Roland Weyl, First Vice President IADL

Why a DNIEO

When the IADL proposed a DNIEO at its Athens Congress in 1984, it was in relation to the inequality between former colonised (developing) countries and the developed ones.

Now, all the peoples of the world (even the US) are suffering cuts in their living standards to pay the so-called debt to the so-called markets.  At different levels, all peoples are now colonized.

On an international scale, we see the misery of peoples increasing in order to pay for the increasing profits of financial institutions.  Every major serious issue facing the world today can be traced to this reality.

For progressives, this reality is one of the greatest challenges we face.  How should democratic lawyers respond?

Economists offer many theories about what went wrong and what should be done about it but most of them ignore the fact that economic reform does not occur spontaneously; it depends on who holds power over the economy.

It is the duty of lawyers to contribute to thinking about how such power can be exercised.

The Issue of Power

Humanity today faces the challenge of the alternatives of the old (feudal, then capitalist) power over people, and the power of the people.  (cf. Demo-cracy, from the ancient Greek “kratos” = power and “Demou” = of the people, and Lincoln’s “Government of the people, by the people and for the people.”

A historic and revolutionary step was taken when the UN Charter proclaimed the reformulation of the old vertical power over the peoples into a new horizontal and cooperative power of the peoples: “We the Peoples of the United Nations determined … to promote social progress and better standards of life in larger freedom … to unite our strength to maintain international peace and security …. Accordingly, our respective governments have agreed to the present Charter …”

While the Charter is based on the right of all peoples to self determination, and an international society based on universality and equality, experience shows that the UN does not operate that way, and has been hijacked by the few into a tool of power over peoples (with outrageous violations of the Charter).  This brings us to the International Economic Order (or rather Disorder), and how it got that way.

The peoples of the world need an instrument of their power, for both internal administration and international relations.  That instrument is the State.  If they dispensed with their State, they would have to create something else, with the same problems.  So the question is not the State itself but who exercises power by controlling the State.  In reality, both domestically and internationally, States do not function as instruments of their people, but are misappropriated by financial powers as their instruments over the people.  This holds true internally when they practise austerity to pay external debts, and it is true internationally in their behaviour at the UN.

This brings us back to the basic point: while the UN Charter proclaims the power of the peoples, this only relates to political power and not economic power.

We must never forget that the IMF, WB, WTO are not part of the United Nations framework.  While the UN launched a new era proclaiming the sovereignty of peoples, under universality and equality, the economic order was launched outside the Charter by the Bretton Woods agreement, creating IFIs, which are neither universal, nor equal. So we may describe this economic order as an “outlaw”!

Then comes the issue of Human Rights. At first the 1948 Universal Declaration concerned only civil and political rights. But after two decades, it appeared obvious that these rights could not be enjoyed without economic, social and cultural rights, leading to the Second Generation of Human Rights.

It is the same for the right to power.  The peoples have only had the First Generation and it is not enough.  It is meaningless without a Second Generation; economic power.

We should note that this truth was officially assumed at the UN in the context of the decolonisation process.  The peoples who won independence won new states, politically independent, but this political independence was worthless without economic independence.  Therefore the GA adopted the 1971 Resolution on the Right of Peoples to their Natural Resources. But it soon became apparent that this was ineffective in the face of the law of the global market.

So it must be clear that international law can be implemented and respected only in the context of an economic order that accords with the Charter.

Which Institutions are Required for a DNIEO?

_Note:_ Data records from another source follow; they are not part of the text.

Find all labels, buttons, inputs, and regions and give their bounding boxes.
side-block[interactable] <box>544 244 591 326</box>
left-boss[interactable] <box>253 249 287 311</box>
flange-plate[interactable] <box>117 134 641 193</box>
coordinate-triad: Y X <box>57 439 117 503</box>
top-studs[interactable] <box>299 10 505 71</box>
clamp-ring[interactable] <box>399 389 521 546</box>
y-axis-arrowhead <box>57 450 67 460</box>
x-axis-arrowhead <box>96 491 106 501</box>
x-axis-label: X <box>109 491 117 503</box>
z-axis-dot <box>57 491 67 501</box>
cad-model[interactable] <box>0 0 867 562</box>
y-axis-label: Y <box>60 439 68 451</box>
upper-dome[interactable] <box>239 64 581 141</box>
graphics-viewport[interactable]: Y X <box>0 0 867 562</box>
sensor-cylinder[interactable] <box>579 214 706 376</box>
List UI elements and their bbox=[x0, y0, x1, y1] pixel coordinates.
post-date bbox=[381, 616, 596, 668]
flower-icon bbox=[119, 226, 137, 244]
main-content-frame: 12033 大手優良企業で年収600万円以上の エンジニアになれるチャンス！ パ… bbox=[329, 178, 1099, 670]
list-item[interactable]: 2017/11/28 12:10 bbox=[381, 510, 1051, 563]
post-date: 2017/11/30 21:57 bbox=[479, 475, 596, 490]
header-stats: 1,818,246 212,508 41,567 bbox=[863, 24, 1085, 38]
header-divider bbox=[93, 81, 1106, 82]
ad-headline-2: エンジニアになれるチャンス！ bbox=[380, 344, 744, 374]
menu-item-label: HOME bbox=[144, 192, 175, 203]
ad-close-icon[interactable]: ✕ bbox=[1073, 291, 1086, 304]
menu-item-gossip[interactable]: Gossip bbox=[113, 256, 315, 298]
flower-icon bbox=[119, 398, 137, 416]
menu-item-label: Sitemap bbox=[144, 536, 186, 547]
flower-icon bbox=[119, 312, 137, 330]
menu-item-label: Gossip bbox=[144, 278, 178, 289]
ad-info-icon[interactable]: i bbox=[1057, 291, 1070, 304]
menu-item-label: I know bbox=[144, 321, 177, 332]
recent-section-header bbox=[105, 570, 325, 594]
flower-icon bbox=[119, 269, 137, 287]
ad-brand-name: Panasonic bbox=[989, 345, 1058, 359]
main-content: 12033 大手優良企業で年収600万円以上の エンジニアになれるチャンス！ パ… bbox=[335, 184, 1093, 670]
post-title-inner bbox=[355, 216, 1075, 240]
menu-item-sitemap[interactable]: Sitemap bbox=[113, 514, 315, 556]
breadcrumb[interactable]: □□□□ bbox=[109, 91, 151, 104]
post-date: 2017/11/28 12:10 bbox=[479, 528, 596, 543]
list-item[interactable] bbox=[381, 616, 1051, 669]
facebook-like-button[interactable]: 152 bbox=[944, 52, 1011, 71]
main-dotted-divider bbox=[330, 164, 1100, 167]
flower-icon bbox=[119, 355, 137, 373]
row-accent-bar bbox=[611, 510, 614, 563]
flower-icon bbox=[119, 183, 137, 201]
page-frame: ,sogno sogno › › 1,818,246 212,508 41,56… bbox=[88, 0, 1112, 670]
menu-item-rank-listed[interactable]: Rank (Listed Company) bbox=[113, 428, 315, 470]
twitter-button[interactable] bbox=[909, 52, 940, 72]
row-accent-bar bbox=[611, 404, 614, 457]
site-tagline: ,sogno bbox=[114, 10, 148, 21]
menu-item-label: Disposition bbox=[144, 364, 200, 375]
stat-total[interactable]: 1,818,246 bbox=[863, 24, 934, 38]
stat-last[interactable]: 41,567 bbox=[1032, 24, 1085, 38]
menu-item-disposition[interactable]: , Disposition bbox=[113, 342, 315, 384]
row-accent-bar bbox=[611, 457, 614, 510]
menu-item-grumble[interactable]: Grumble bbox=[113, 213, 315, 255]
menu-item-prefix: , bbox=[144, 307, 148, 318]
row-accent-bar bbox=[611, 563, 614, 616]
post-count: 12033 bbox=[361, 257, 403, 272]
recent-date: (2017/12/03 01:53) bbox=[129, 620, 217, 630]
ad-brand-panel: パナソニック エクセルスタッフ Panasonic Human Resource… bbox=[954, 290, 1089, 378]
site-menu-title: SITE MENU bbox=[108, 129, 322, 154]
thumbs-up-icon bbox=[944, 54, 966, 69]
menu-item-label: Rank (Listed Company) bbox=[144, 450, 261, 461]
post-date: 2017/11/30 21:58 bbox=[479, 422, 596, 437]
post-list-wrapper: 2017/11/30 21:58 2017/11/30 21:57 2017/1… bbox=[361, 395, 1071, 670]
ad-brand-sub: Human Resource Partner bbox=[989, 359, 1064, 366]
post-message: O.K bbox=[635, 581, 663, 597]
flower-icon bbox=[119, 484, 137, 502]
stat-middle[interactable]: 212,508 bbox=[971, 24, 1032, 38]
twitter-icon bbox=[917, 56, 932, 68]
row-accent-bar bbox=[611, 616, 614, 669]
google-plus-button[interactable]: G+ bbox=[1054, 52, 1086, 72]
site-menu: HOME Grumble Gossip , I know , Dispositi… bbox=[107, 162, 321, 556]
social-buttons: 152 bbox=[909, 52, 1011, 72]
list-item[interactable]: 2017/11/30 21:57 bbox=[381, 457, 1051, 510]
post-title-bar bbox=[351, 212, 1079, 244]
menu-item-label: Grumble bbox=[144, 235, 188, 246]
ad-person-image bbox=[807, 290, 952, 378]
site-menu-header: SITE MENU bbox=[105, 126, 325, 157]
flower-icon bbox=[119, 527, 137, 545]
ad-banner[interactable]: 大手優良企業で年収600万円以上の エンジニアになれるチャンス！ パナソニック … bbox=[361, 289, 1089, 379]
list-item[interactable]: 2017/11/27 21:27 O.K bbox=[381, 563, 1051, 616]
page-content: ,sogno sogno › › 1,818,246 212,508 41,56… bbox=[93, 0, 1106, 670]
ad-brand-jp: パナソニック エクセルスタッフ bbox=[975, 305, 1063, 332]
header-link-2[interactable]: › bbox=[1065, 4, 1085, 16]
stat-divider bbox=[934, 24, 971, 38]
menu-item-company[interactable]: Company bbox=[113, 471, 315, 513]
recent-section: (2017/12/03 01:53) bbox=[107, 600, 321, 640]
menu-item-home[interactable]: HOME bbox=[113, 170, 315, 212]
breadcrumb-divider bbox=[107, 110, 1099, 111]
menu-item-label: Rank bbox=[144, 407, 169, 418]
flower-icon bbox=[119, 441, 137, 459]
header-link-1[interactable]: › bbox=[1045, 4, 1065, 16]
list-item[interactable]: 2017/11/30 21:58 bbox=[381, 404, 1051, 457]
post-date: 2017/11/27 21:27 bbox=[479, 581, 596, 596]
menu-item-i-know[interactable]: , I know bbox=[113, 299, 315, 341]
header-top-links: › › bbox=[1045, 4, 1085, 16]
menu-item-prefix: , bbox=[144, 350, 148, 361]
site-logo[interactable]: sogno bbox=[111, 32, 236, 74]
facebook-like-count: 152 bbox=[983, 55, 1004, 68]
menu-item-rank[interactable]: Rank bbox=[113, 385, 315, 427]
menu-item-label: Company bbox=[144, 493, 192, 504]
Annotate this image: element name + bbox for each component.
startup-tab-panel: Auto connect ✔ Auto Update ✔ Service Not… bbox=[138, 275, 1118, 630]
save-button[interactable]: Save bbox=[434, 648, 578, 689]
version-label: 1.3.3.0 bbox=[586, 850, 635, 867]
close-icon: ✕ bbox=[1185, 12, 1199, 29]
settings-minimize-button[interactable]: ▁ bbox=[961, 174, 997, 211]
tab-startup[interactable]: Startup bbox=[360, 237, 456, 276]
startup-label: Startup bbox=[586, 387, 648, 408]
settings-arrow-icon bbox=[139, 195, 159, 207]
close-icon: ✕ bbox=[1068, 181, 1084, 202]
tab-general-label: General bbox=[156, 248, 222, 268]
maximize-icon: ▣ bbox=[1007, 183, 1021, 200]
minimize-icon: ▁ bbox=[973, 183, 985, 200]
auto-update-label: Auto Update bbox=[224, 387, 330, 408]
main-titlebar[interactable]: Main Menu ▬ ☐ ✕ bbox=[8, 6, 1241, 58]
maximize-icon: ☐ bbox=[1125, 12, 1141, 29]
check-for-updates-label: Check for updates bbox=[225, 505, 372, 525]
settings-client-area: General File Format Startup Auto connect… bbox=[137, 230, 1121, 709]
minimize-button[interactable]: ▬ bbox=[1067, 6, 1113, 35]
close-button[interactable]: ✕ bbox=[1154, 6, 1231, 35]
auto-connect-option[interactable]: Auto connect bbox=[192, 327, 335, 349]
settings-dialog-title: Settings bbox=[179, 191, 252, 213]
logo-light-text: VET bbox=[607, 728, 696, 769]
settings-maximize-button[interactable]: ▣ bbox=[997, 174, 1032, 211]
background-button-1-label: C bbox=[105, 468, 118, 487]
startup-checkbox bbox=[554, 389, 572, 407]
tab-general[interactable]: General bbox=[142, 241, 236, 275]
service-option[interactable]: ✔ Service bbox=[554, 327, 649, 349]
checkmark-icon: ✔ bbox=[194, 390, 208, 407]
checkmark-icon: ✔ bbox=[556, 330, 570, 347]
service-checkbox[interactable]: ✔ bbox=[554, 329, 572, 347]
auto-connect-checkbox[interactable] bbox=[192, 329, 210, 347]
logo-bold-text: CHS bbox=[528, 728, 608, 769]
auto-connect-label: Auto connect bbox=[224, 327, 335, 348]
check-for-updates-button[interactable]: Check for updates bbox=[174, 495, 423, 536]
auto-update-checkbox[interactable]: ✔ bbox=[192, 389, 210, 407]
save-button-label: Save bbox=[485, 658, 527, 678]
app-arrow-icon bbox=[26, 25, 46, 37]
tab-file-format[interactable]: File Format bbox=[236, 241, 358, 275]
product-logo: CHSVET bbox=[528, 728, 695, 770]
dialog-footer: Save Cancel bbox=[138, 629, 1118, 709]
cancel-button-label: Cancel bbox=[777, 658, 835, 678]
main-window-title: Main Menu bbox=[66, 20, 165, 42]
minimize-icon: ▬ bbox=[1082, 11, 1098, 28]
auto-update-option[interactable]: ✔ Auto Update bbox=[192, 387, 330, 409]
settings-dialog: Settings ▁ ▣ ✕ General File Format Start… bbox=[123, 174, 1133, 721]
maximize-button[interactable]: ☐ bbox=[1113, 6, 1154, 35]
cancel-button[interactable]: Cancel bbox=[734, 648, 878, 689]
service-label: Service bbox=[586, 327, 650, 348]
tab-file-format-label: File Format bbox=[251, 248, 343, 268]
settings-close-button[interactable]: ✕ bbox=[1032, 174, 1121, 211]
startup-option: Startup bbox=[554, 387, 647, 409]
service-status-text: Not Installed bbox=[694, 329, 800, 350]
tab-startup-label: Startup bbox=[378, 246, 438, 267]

This is the hardest but the most important task for lawyers; to conceive instrumentalities for putting international economic power in the hands of cooperating sovereign peoples.

It is a gigantic goal, but no more so than was the abolition of slavery.  Perhaps it will take decades, but what is important now is to acknowledge the necessity.  For example, why should medical drugs or food come under the authority of the WTO instead of WHO and FAO?  We need to define the ideal necessary structures to aim for, and the step-by-step measures along the way, as targets of the struggle of the Peoples using their political power as guaranteed by the Charter.

In aiming for this goal, the fruitful creativity of lawyers (and non-lawyers) is essential for, and must find a place at, such a conference.